Prince will also leave school to focus on rehabilitation, as she already graduated in May with a degree in general social science.

"I'm heartbroken," said Prince in a statement. "I truly felt that this was the year I could showcase my work ethic and skills on the court, but also my self-growth and leadership ability. I tried to push through the injury and be there for my team, but after extensive evaluation from the best doctors in the world and looking deep inside myself at my passions and goals, I know that I have to take care my elbow now in order to ensure long-term health and a sustained professional career."

"I will always love this challenging program and its ability hold me accountable and to always elevate my game. The Eugene community took this Texas girl in immediately and made me feel like family. I will forever cherish the relationships and experiences I have made here on this journey."

In her three seasons as a Duck, Prince averaged 9.5 points per game while shooting 54.3 percent from the field, in addition to 4.4 rebounds and 1.4 blocks a game. This year, Price was a Pac-12 preseason All-Conference selection for the third consecutive season. She was also named to the Lisa Leslie Award preseason watch list -- an award given to the nation's top center.

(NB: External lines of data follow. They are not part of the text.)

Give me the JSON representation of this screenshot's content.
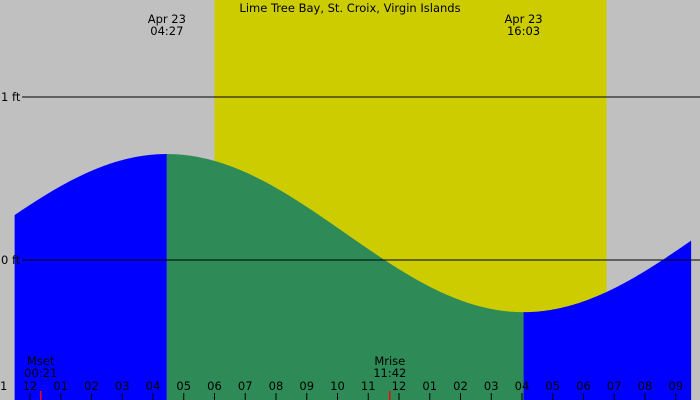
{
  "chart_data": {
    "type": "area",
    "title": "Lime Tree Bay, St. Croix, Virgin Islands",
    "xlabel": "",
    "ylabel": "",
    "x_unit": "hour",
    "xlim": [
      0.5,
      22.5
    ],
    "ylim": [
      -0.25,
      1.29
    ],
    "y_gridlines": [
      {
        "value": 1,
        "label": "1 ft"
      },
      {
        "value": 0,
        "label": "0 ft"
      }
    ],
    "x_ticks": [
      {
        "x": 1,
        "label": "12"
      },
      {
        "x": 2,
        "label": "01"
      },
      {
        "x": 3,
        "label": "02"
      },
      {
        "x": 4,
        "label": "03"
      },
      {
        "x": 5,
        "label": "04"
      },
      {
        "x": 6,
        "label": "05"
      },
      {
        "x": 7,
        "label": "06"
      },
      {
        "x": 8,
        "label": "07"
      },
      {
        "x": 9,
        "label": "08"
      },
      {
        "x": 10,
        "label": "09"
      },
      {
        "x": 11,
        "label": "10"
      },
      {
        "x": 12,
        "label": "11"
      },
      {
        "x": 13,
        "label": "12"
      },
      {
        "x": 14,
        "label": "01"
      },
      {
        "x": 15,
        "label": "02"
      },
      {
        "x": 16,
        "label": "03"
      },
      {
        "x": 17,
        "label": "04"
      },
      {
        "x": 18,
        "label": "05"
      },
      {
        "x": 19,
        "label": "06"
      },
      {
        "x": 20,
        "label": "07"
      },
      {
        "x": 21,
        "label": "08"
      },
      {
        "x": 22,
        "label": "09"
      }
    ],
    "x_ticks_edge_label": "1",
    "tide_events": [
      {
        "date": "Apr 23",
        "time": "04:27",
        "x": 5.45
      },
      {
        "date": "Apr 23",
        "time": "16:03",
        "x": 17.05
      }
    ],
    "moon_events": [
      {
        "label": "Mset",
        "time": "00:21",
        "x": 1.35
      },
      {
        "label": "Mrise",
        "time": "11:42",
        "x": 12.7
      }
    ],
    "daylight": {
      "start": 7.0,
      "end": 19.75
    },
    "tide_extremes": [
      {
        "x": 5.45,
        "y": 0.65
      },
      {
        "x": 17.05,
        "y": -0.32
      }
    ],
    "flood_periods": [
      [
        0.5,
        5.45
      ],
      [
        17.05,
        22.5
      ]
    ],
    "ebb_periods": [
      [
        5.45,
        17.05
      ]
    ],
    "series": [
      {
        "x": [
          0.5,
          1,
          2,
          3,
          4,
          5,
          5.45,
          6,
          7,
          8,
          9,
          10,
          11,
          12,
          13,
          14,
          15,
          16,
          17,
          17.05,
          18,
          19,
          20,
          21,
          22,
          22.5
        ],
        "y": [
          0.37,
          0.42,
          0.51,
          0.58,
          0.62,
          0.648,
          0.65,
          0.65,
          0.6,
          0.52,
          0.43,
          0.33,
          0.22,
          0.1,
          -0.01,
          -0.11,
          -0.2,
          -0.27,
          -0.32,
          -0.32,
          -0.31,
          -0.27,
          -0.2,
          -0.12,
          -0.03,
          0.1
        ]
      }
    ],
    "colors": {
      "background": "#c0c0c0",
      "daylight": "#cccc00",
      "flood": "#0000ff",
      "ebb": "#2e8b57",
      "gridline": "#000000",
      "moon_marker": "#ff0000",
      "text": "#000000"
    }
  }
}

Prince is perhaps best known for a video that went viral showing the discrepancies between the men's and women's college basketball amenities during the 2021 NCAA Tournament. Her video brought light to the situation and companies such as Dick's Sporting Goods stepped up to help. 

"We are going to miss Sedona," said head coach Kelly Graves on a statement. "She has done so many wonderful things and has been an incredible representative of our program and the University. Her impact on collegiate athletics, especially in the area of gender equity, has been immense and will be felt for generations to come. I wish her only the best in all of her future endeavors. I cannot wait to see the ways she will continue to positively impact and change our world. Once a Duck, always a Duck."